This was the topic for a “meet and greet” meeting at a recent get-together hosted by Paws-Itive Partners. The gathering provided a place to get acquainted and to share ideas and needs.
Terri Feldman, co-owner of “New Beginnings” in North Platte and Molly Hoffman of Lincoln were guest speakers.
“We sometimes feel we haven’t done enough (to help the animals),” Feldman said. “It’s important to learn how to give to your heart’s content without giving yourself away.”
It’s important to reach out to one another for support, Feldman said. Often spouses may not understand or know how to offer the support needed.
Feldman offered some suggestions for when compassion fatigue sets in:
1. Discipline yourself to say “no.”
2. Keep a positive journal, focusing on the small, positive things accomplished.
3. Know how much you can realistically do.
4. Make time to play, eat right and get enough sleep.
Hoffman is formerly of North Platte and is now a science teacher in Lincoln. She is a foster for the Nebraska Border Collie Rescue, a trainer for Domestic Pups and a former educator for the Nebraska Humane Society.

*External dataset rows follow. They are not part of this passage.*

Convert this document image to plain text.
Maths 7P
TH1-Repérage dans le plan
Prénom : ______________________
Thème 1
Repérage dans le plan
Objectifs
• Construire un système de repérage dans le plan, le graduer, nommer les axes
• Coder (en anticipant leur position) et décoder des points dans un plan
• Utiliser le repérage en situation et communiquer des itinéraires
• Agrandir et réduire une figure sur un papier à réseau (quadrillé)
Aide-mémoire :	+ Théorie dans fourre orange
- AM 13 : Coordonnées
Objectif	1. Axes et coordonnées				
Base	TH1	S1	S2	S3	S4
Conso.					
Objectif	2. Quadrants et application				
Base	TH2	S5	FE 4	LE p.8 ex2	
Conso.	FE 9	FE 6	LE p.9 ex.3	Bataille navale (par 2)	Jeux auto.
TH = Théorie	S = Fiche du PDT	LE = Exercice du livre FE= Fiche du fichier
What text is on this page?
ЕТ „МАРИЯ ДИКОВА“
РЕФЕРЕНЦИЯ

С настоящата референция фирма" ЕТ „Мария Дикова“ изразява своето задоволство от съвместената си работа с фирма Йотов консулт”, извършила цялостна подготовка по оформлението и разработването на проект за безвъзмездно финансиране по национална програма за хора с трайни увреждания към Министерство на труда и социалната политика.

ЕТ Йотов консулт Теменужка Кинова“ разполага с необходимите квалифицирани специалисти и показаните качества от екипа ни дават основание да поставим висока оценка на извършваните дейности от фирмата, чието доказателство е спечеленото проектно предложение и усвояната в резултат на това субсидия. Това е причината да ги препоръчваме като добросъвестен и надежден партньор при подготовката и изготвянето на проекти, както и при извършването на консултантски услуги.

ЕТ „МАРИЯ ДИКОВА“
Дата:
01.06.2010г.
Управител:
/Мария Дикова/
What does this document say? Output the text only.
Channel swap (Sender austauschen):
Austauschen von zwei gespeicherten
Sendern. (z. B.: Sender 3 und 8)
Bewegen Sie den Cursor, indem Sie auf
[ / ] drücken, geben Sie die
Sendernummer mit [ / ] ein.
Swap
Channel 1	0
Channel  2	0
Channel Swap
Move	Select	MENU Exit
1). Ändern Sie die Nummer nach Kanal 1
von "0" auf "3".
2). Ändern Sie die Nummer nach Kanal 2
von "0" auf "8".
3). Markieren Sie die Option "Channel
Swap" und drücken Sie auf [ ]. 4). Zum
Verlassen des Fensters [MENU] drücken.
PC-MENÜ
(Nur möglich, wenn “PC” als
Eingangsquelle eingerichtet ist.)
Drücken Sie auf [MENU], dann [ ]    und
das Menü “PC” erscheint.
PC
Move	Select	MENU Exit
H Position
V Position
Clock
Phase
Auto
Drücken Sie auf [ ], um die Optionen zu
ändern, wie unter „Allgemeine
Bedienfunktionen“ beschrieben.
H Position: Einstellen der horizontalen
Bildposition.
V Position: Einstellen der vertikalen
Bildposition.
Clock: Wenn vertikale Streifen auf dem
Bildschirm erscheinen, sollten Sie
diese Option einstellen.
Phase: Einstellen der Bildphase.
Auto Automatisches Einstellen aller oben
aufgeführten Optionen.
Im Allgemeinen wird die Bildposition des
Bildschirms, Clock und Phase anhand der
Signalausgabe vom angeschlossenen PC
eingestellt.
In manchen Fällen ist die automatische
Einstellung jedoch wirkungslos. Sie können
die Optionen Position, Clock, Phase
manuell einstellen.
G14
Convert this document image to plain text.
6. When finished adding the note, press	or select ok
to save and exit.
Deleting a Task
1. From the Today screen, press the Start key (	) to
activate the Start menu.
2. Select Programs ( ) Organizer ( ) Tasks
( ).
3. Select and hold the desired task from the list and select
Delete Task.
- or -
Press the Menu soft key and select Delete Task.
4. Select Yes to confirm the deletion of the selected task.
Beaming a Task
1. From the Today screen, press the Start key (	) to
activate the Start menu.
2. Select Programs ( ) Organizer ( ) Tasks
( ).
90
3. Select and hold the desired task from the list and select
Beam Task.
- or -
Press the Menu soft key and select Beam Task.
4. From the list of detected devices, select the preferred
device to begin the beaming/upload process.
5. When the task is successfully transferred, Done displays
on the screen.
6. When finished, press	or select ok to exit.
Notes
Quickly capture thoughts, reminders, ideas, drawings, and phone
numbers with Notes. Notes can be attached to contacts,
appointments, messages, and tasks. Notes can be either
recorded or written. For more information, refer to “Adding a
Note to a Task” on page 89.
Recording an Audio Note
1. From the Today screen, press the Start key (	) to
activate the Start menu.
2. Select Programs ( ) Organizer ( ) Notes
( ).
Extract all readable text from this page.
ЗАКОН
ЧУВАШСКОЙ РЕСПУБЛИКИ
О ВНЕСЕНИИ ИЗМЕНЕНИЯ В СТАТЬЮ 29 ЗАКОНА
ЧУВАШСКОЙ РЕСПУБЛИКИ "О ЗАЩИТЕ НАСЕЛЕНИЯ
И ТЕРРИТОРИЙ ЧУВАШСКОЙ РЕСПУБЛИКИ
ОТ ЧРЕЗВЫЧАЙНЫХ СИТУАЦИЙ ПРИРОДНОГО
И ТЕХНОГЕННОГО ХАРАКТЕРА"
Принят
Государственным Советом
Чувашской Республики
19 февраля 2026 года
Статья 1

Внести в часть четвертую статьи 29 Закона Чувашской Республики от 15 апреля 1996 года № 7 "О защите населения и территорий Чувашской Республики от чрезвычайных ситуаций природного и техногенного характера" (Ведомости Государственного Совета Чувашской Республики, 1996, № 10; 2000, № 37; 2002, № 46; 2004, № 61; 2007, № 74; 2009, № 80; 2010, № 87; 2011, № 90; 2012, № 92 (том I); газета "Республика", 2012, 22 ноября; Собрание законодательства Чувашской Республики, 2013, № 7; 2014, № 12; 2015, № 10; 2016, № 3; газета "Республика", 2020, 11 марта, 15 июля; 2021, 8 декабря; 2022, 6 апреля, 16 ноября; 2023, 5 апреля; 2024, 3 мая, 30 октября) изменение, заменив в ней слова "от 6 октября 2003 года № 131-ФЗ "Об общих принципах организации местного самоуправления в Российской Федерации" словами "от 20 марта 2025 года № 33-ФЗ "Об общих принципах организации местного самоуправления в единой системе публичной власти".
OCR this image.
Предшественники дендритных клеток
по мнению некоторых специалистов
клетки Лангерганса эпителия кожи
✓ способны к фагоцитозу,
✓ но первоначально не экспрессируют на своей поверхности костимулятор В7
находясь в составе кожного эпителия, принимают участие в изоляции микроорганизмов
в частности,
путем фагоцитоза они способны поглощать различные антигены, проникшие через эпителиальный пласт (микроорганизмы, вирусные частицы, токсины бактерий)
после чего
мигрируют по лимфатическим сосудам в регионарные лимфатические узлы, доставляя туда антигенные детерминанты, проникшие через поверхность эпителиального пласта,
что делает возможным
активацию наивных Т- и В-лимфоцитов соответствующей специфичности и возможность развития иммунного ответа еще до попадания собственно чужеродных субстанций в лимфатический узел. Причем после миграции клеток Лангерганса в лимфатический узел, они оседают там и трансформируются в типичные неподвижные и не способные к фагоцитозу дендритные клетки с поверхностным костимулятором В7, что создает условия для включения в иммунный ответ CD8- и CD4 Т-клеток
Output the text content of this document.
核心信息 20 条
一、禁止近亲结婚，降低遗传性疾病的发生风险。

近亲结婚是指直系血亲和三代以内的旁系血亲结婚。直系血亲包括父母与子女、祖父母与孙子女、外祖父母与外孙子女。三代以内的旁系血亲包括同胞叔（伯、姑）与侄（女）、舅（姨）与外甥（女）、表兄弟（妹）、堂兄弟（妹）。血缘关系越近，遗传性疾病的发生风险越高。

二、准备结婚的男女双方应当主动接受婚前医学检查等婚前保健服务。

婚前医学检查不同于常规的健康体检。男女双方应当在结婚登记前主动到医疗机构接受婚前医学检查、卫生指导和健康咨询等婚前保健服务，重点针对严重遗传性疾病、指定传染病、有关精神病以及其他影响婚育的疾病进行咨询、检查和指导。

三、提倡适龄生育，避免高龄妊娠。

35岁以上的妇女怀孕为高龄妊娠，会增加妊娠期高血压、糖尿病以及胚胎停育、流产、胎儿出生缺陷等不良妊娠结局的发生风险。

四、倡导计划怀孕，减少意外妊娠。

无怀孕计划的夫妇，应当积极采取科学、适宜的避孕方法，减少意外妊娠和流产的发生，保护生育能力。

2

Hoffman is also a member of the Lincoln Animal Ambassadors, and one of their projects is a food bank for animals, with food donated by several Lincoln stores.
“We served over 800 families (last year) in Lincoln using about 2,500 pounds of food a month,” Hoffman said.
Hoffman suggested recruiting college students as volunteers.
“Students can offer to help you with projects, and at the end, you can give them a letter of recommendation,” Hoffman said.
Hoffman said a big step forward has been made in saving animals.
“Forty million animals used to be euthanized each year. Now it’s 5-10 million.
“That’s still not acceptable,” Hoffman said, “but it’s a big step forward.”